26 junho, 2015

PÍNDARO REVISITADO

Ivan Terestchenko

Se o mundo estivesse para acabar e quiséssemos escolher várias figuras históricas que melhor representem a humanidade para sobre elas deixar informações guardadas em micro-filmes para futuro conhecimento de outras civilizações, quem seriam os eleitos? Na minha cabeça há sempre dois nomes que aparecem como os mais fortes candidatos: Aristóteles e Leonardo da Vinci. Caí na tentação de os eleger por tomar como ponto de partida parâmetros como genialidade, inteligência ou, no caso específico de Leonardo, a ideia de um ser humano completo. 

Trata-se, porém, de uma escolha falaciosa. Será que se tratam de parâmetros que representam verdadeiramente a humanidade? Será mesmo isso que nos identifica? Não, muito longe disso. Todos os génios são humanos mas há muito poucos humanos que sejam génios. Há seres humanos geniais, completos, inteligentes, sensatos, mas isso está longe de significar que o ser humano seja fundamentalmente isso. Achei por isso que não é fácil encontrar, empiricamente falando, seres humano que representem o ser humano aos olhos de outra civilização, temendo ao mesmo tempo levar o nosso extra-terrestre a confundir a existência empírica de um ser humano específico com a própria ideia pura de humanidade. 

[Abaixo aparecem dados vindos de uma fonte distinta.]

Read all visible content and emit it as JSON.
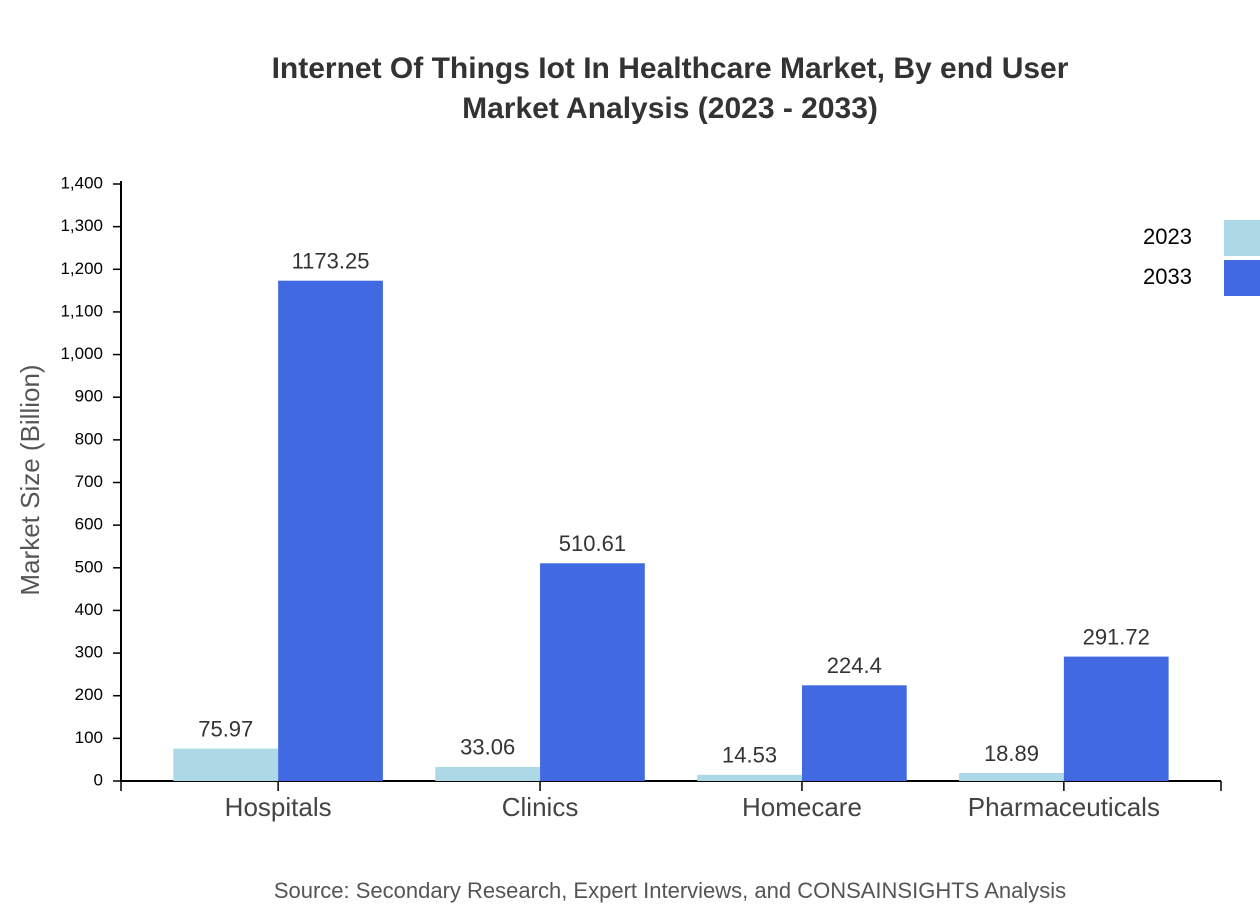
{
  "chart_data": {
    "type": "bar",
    "title": [
      "Internet Of Things Iot In Healthcare Market, By end User",
      "Market Analysis (2023 - 2033)"
    ],
    "y_label": "Market Size (Billion)",
    "source": "Source: Secondary Research, Expert Interviews, and CONSAINSIGHTS Analysis",
    "categories": [
      "Hospitals",
      "Clinics",
      "Homecare",
      "Pharmaceuticals"
    ],
    "series": [
      {
        "name": "2023",
        "color": "#add8e6",
        "values": [
          75.97,
          33.06,
          14.53,
          18.89
        ]
      },
      {
        "name": "2033",
        "color": "#4169e1",
        "values": [
          1173.25,
          510.61,
          224.4,
          291.72
        ]
      }
    ],
    "ylim": [
      0,
      1400
    ],
    "yticks": [
      0,
      100,
      200,
      300,
      400,
      500,
      600,
      700,
      800,
      900,
      {
        "value": 1000,
        "label": "1,000"
      },
      {
        "value": 1100,
        "label": "1,100"
      },
      {
        "value": 1200,
        "label": "1,200"
      },
      {
        "value": 1300,
        "label": "1,300"
      },
      {
        "value": 1400,
        "label": "1,400"
      }
    ],
    "legend": "top-right"
  }
}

Daí achar preferível recorrer ao poder arquetípico da ficção, à possibilidade de traduzir a realidade concreta mas sem qualquer compromisso empírico com ela. Quer dizer, estar dentro dela mas ao mesmo tempo fora. E isso pode ser feito através da mitologia, da literatura, do cinema, da pintura, da ópera. As escolhas passam então a ser imensas: Ulisses? Antígona? Ícaro? Narciso? Prometeu? Quixote? Hamlet? D. Giovanni? Fausto? Ivan Ilitch? Dr Jekyll? Bovary? Catrefadas de gente. Não que cada uma destas  figura, individualmente consideradas, possa traduzir o que o ser humano é. Nem todos os seres humanos viajaram e combateram como Ulisses, se sentiram dilacerados como Antígona, ficaram com o cérebro seco como Quixote e nem todos são engatatões como D. Giovanni, ávidos de poder como Macbeth. Mas há em todos eles categorias que podemos aceitar como condensações do que é ser humano, que traduzam genericamente a condição humana: o desejo, o lar, a cisão interior, a ambição, a angústia, a curiosidade, a culpa, etc.

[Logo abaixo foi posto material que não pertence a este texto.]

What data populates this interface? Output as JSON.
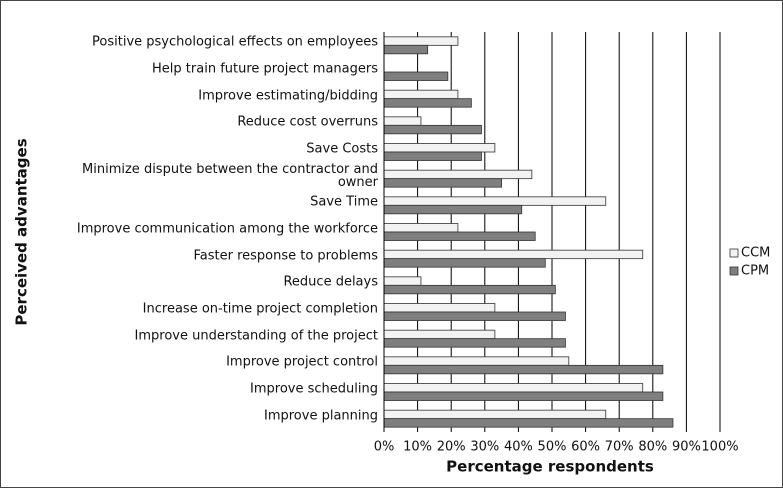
{
  "chart_data": {
    "type": "hbar",
    "y_label": "Perceived advantages",
    "x_label": "Percentage respondents",
    "categories": [
      "Positive psychological effects on employees",
      "Help train future project managers",
      "Improve estimating/bidding",
      "Reduce cost overruns",
      "Save Costs",
      "Minimize dispute between the contractor and owner",
      "Save Time",
      "Improve communication among the workforce",
      "Faster response to problems",
      "Reduce delays",
      "Increase on-time project completion",
      "Improve understanding of the project",
      "Improve project control",
      "Improve scheduling",
      "Improve planning"
    ],
    "series": [
      {
        "name": "CCM",
        "color": "#f2f2f2",
        "values": [
          22,
          0,
          22,
          11,
          33,
          44,
          66,
          22,
          77,
          11,
          33,
          33,
          55,
          77,
          66
        ]
      },
      {
        "name": "CPM",
        "color": "#7f7f7f",
        "values": [
          13,
          19,
          26,
          29,
          29,
          35,
          41,
          45,
          48,
          51,
          54,
          54,
          83,
          83,
          86
        ]
      }
    ],
    "xlim": [
      0,
      100
    ],
    "xticks": [
      {
        "value": 0,
        "label": "0%"
      },
      {
        "value": 10,
        "label": "10%"
      },
      {
        "value": 20,
        "label": "20%"
      },
      {
        "value": 30,
        "label": "30%"
      },
      {
        "value": 40,
        "label": "40%"
      },
      {
        "value": 50,
        "label": "50%"
      },
      {
        "value": 60,
        "label": "60%"
      },
      {
        "value": 70,
        "label": "70%"
      },
      {
        "value": 80,
        "label": "80%"
      },
      {
        "value": 90,
        "label": "90%"
      },
      {
        "value": 100,
        "label": "100%"
      }
    ],
    "grid": true,
    "legend": "right"
  }
}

Objectar-se-á, dizendo que não passam de ficções, personagens imaginadas por génios criadores e não pessoas verdadeiras, de carne e osso, fazendo-se com essas escolhas uma espécie de batota, ludibriando os pobres extra-terrestres que nos iriam futuramente conhecer. Mas também é verdade que se pensar no tempo em termos cosmológicos, em milhares de milhões de anos, o período de tempo em que terá existido a Terra e, nessa Terra, uma espécie chamada humana, serei obrigado a pensar no que é o homem senão um mero vestígio ficcional, sonho de um sonho, sombra de uma sombra, saída da imaginação de um génio que tem tanto de maligno como de santo.